My daughter once ran out of the supermarket and crossed two roads before being caught. I was paying at a self checkout and DC were behind me, it was not long. DS said DD wasn't there, I searched the shop meanwhile she was running up the road. Luckily a very nice man found her and brought her back in the direction she had come from. Thank god, I was so beside myself I could barely speak.

PerpendicularVincent · 28/03/2016 19:36

I totally agree, Flogging.

TendonQueen · 28/03/2016 20:15

This is not to say that if I genuinely thought a child was in trouble I'd sit back and do nothing.

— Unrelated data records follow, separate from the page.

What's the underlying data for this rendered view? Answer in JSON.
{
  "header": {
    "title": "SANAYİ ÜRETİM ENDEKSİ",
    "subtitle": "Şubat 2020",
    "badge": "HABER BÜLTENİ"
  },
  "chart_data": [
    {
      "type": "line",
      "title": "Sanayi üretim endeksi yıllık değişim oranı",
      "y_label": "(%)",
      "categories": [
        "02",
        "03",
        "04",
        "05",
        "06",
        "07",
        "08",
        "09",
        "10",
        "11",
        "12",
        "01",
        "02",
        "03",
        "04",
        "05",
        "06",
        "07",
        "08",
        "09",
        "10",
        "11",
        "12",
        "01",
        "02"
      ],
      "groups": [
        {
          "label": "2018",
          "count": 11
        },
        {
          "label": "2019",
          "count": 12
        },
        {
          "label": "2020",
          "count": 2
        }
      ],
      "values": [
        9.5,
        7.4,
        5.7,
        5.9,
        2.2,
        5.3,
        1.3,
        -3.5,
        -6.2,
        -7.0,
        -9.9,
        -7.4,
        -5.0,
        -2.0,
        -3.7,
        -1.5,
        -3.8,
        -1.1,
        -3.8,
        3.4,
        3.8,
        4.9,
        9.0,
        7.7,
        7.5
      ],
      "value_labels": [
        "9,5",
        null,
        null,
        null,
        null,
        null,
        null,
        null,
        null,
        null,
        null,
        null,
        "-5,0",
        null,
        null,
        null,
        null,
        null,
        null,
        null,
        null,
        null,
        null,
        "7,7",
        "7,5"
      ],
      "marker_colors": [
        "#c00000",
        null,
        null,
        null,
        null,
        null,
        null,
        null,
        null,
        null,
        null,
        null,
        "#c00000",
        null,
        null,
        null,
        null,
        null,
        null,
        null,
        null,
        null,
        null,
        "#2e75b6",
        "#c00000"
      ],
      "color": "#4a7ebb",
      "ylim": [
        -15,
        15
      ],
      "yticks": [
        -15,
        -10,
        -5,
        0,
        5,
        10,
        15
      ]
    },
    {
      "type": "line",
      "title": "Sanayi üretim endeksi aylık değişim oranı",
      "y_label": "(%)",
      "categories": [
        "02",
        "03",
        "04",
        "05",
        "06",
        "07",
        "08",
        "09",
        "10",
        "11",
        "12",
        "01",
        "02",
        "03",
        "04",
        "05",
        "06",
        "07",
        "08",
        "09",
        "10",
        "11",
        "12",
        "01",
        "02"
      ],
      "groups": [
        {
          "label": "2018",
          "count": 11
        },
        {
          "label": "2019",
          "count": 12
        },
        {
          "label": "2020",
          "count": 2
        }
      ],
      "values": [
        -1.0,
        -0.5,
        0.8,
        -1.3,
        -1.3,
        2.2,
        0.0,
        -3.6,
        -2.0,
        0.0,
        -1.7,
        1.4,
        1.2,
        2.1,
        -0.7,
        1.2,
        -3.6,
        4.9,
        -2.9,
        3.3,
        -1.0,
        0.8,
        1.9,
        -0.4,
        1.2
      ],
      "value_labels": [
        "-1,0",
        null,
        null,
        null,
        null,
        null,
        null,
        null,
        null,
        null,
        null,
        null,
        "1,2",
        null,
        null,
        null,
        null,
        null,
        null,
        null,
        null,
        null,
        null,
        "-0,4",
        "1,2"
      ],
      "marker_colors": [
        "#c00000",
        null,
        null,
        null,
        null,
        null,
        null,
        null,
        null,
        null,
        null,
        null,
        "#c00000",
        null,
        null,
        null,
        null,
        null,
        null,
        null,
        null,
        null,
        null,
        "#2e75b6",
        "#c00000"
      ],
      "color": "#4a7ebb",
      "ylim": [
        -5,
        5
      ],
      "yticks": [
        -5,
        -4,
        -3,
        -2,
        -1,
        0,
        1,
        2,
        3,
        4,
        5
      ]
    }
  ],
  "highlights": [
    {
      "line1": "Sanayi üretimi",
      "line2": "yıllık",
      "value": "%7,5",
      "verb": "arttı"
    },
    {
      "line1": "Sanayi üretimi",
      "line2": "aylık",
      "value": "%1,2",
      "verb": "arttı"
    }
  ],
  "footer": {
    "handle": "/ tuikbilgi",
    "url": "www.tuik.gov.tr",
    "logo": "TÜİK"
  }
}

Frankly, many of the posters on here set the bar quite high, because they are so desperate to come up with excuses for why a parent wasn't parenting well, that they totally ignore any adverse effect on the child. Which is not right. People have been having a go at the OP, apparently unaware of the irony that she was concerned about the child's safety and distress, when those attacking her have not given a shit about those things. And my priority would be the child because an adult, even a recently bereaved / in an abusive relationship one, has more control over the quality of their life than a 4 yo does. Anyone's first thought should be 'is this child being looked after properly?' not 'what might be going on in the adult's life that makes this ok?' And it's laughable that people go 'I'm not judging without evidence' then make up various reasons for the mother's behaviour, all of which they have no evidence for, but apparently see as far more likely than the alternative.

AskBasil · 28/03/2016 21:39

Youthecat, the OP said 2-3 minutes, not 10.

No-one's giving anyone pats on the back.

Just saying this incident on its own, isn't enough for rational people to decide the kid needs to be taken into care. Hmm

bearleftmonkeyright · 28/03/2016 22:04

He had clearly been alone for longer as the op found him in the car park and saw him being reunited with his parents after the shop assistant had arrived. So some time had passed. Enough to be thinking where the hells my kid.